Learning-Assisted Optimization for Energy-Efficient Scheduling in Deadline-Aware NOMA Systems
In this paper, we study a class of minimum-energy scheduling problems in non-orthogonal multiple access (NOMA) systems. NOMA is adopted to enable efficient channel utilization and interference mitigation, such that base stations can consume minimal energy to empty their queued data in presence of transmission deadlines, and each user can obtain all the requested data timely. Due to the high computational complexity in resource scheduling and the stringent execution-time constraints in practical systems, providing a time-efficient and high-quality solution to 5G real-time systems is challenging. The conventional iterative optimization approaches may exhibit their limitations in supporting online optimization.
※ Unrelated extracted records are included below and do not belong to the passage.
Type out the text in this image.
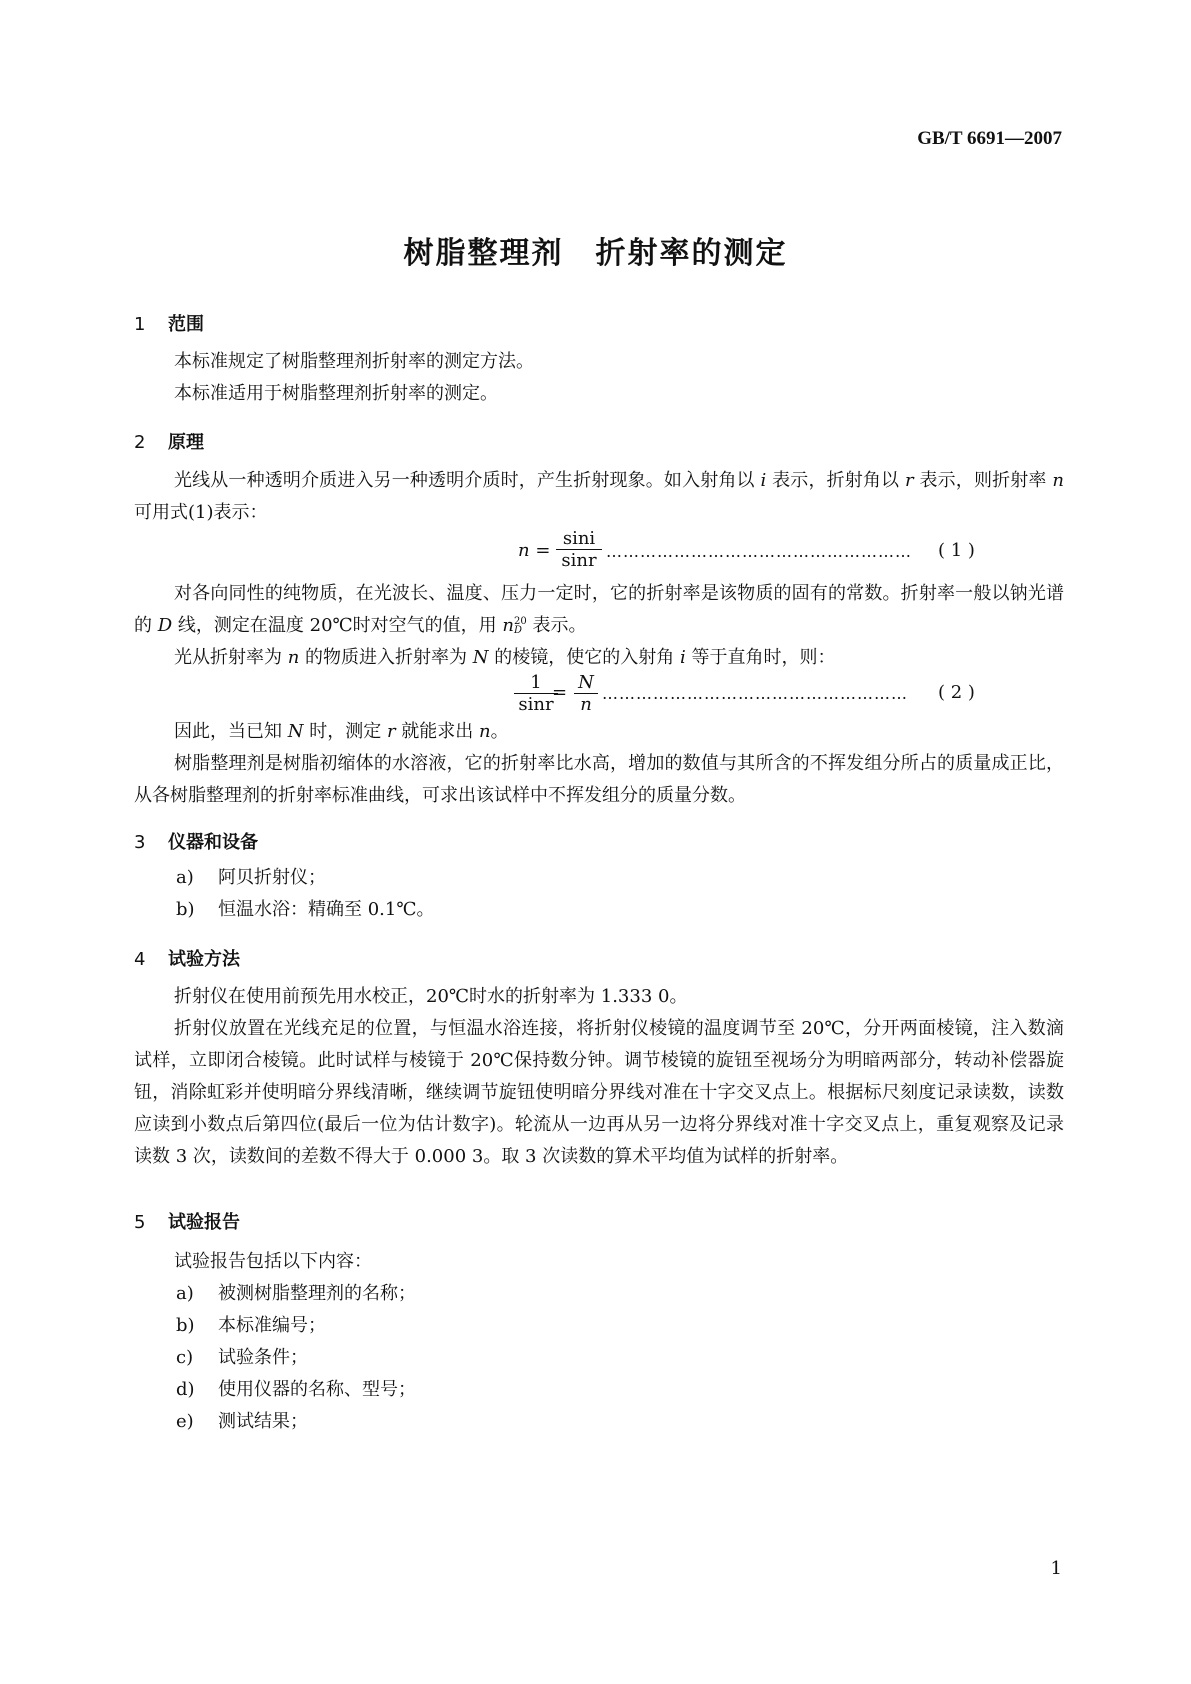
GB/T 6691—2007
树脂整理剂　折射率的测定
1 范围
本标准规定了树脂整理剂折射率的测定方法。
本标准适用于树脂整理剂折射率的测定。
2 原理
光线从一种透明介质进入另一种透明介质时，产生折射现象。如入射角以 i 表示，折射角以 r 表示，则折射率 n 可用式(1)表示：
$n = \frac{\sin i}{\sin r}$ ……………………………………………… ( 1 )
对各向同性的纯物质，在光波长、温度、压力一定时，它的折射率是该物质的固有的常数。折射率一般以钠光谱的 D 线，测定在温度 20℃时对空气的值，用 n 20
D 表示。
光从折射率为 n 的物质进入折射率为 N 的棱镜，使它的入射角 i 等于直角时，则：
$\frac{1}{\sin r}$
= $\frac{N}{n}$ ……………………………………………… ( 2 )
因此，当已知 N 时，测定 r 就能求出 n。
树脂整理剂是树脂初缩体的水溶液，它的折射率比水高，增加的数值与其所含的不挥发组分所占的质量成正比，从各树脂整理剂的折射率标准曲线，可求出该试样中不挥发组分的质量分数。
3 仪器和设备
a) 阿贝折射仪；
b) 恒温水浴：精确至 0.1℃。
4 试验方法
折射仪在使用前预先用水校正，20℃时水的折射率为 1.333 0。
折射仪放置在光线充足的位置，与恒温水浴连接，将折射仪棱镜的温度调节至 20℃，分开两面棱镜，注入数滴试样，立即闭合棱镜。此时试样与棱镜于 20℃保持数分钟。调节棱镜的旋钮至视场分为明暗两部分，转动补偿器旋钮，消除虹彩并使明暗分界线清晰，继续调节旋钮使明暗分界线对准在十字交叉点上。根据标尺刻度记录读数，读数应读到小数点后第四位(最后一位为估计数字)。轮流从一边再从另一边将分界线对准十字交叉点上，重复观察及记录读数 3 次，读数间的差数不得大于 0.000 3。取 3 次读数的算术平均值为试样的折射率。
5 试验报告
试验报告包括以下内容：
a) 被测树脂整理剂的名称；
b) 本标准编号；
c) 试验条件；
d) 使用仪器的名称、型号；
e) 测试结果；
1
We herein explore a viable alternative and develop a learning-assisted optimization framework to improve the computational efficiency while retaining competitive energy-saving performance. The idea is to use deeplearning based predictions to accelerate the optimization process in conventional optimization methods for tackling the NOMA resource scheduling problems. In numerical studies, the proposed optimization framework demonstrates high computational efficiency. Its computational time is insensitive to the input size. The framework is able to provide optimal solutions as long as the learning-based predictions satisfy a derived optimality condition. For the general cases with imperfect predictions, the algorithmic solution is error-tolerable and performance scaleable, leading the energy-saving performance close to the global optimum.
Non-orthogonal multiple access, deep neural network, energy optimization, resource scheduling.